Yerde derin bir çukur oluştu.
Dudian şaşırmıştı.
Sol kolunu kaldırıp elini yumruk yapmaya çalıştı. Parmaklarını kolayca hareket ettirebiliyordu. Ama hiçbir şey hissetmiyordu. Parmakları avuç içine değdiğinde bile hiçbir şey hissetmemişti.
Çok garipti. Sol elinin ne yaptığını görebiliyor ve kolayca hareket ettirebiliyordu ama sol elinden sinir sistemine hiçbir sinyal gitmiyordu.
Eline bakınca sakinleşti. Aklına az önce yaptığı çukur geldi. Sol elini kaldırdı ve yanındaki taşı yumrukladı.
Pat!
Taş darbeyi aldıktan sonra kuma dönüştü.
Taşlar yıkılan betonların kalıntılarıydı ve uzun zaman geçtiğinden çürümüşlerdi. Normalde eğer Dudian onları ezmek istese bu kadar kolay olmazdı. Ama şimdi ezebiliyordu ve taşa dokunduğunda sanki onu engelleyen hiçbir şey yoktu. Sanki hiçbir şey kırılmamış veya ezilmemişti.

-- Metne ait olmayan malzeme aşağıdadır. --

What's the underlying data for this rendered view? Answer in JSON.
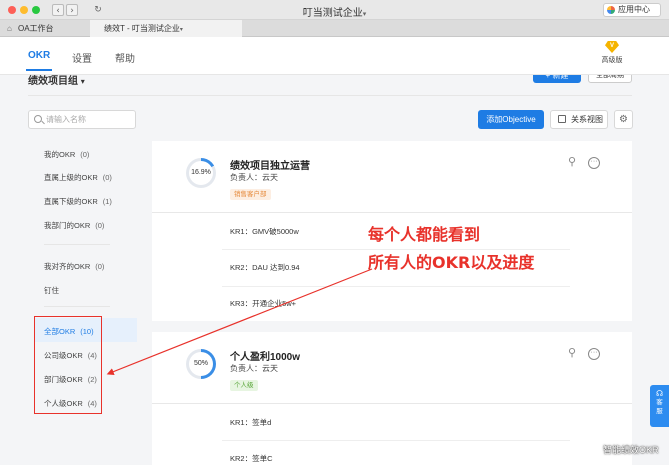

Dudian sağ eliyle bir taş aldı, sağ eliyle hala bir şeyleri hissedebiliyordu. Taşı sıktı ve taş kırıldı.
Rahatlamıştı. Görünüşe göre sadece sol elinde sorun vardı. Ama sol elinin gücü artmıştı, belki de sol eli aşırı güce sahip olduğu için taşı sıkarken hiçbir direnç hissetmemişti.
Dudian buz kristallerini sakladığı yerden siyah yayı çıkardı. Aslında yay, Linda'nın küçük kardeşi Brian'ındı. Yayın ipini gerdi. İpi çeker çekmez gerilmişti.
"Ne tutarsam tutayım ya da çekeyim hepsi çok hafif." Dudian yayı iki tarafından tuttu. Biraz güç uyguladı ve yay anında büküldü.
"Gücüm normalin iki katından daha fazla artmış..." diye fısıldadı Dudian, büyük bir heyecanla. Ama sol kolundaki yanık izlerini görünce o heyecan gitti, "Gücüm artsa da sol kolum mahvoldu. Sinir sistemimdeki dokulardan bazıları ölmüş gibi gözüküyor. Bunun sonuçları olacak mı? Üstelik hiçbir şey hissetmediğimden gücümü de kontrol edemeyeceğim. Artık kendi hislerime güvenmek zorundayım."
Kötü yanlarını düşününce derin bir iç çekti.
Bir süre sonra normale döner umuduyla sol eline bakmaya devam etti. Şimdilik bu sorunu bir kenara koydu ve ateşten hançerini çıkardı. Sıcaktan kırmızıya dönmüştü. Karnındaki zırhı çıkardı ve uzun boylu gencin mızrağından aldığı yaranın çürümeye başladığını gördü.
Dişini sıktı ve çürük eti azar azar kesmeye başladı.
"Hiss!" Acı onu deliye döndürüyordu. Sağ eli titremeye başlamıştı. Aklına hiçbir şey hissetmeyen sol eli geldi. Acı çekmeyeceğine göre titremeyecekti.
Lakin böyle bir şeyin yapılması çok zordu. Fakat, avcı derslerinde böylesi acil bir durumlar için neler yapacaklarını öğrenmişlerdi. Çürük etin olduğu bölümü tamamen kesmiş ve tekrar sarmıştı.
Karnındaki yarayı hallettikten sonra, sıra sol bacağına gelmişti. Konsorsiyumun verdiği dizlikler çoktan yıpranmıştı. Bacağında sanki birer kara delik gibi diş izleri vardı. Yara tamamen çürümüştü.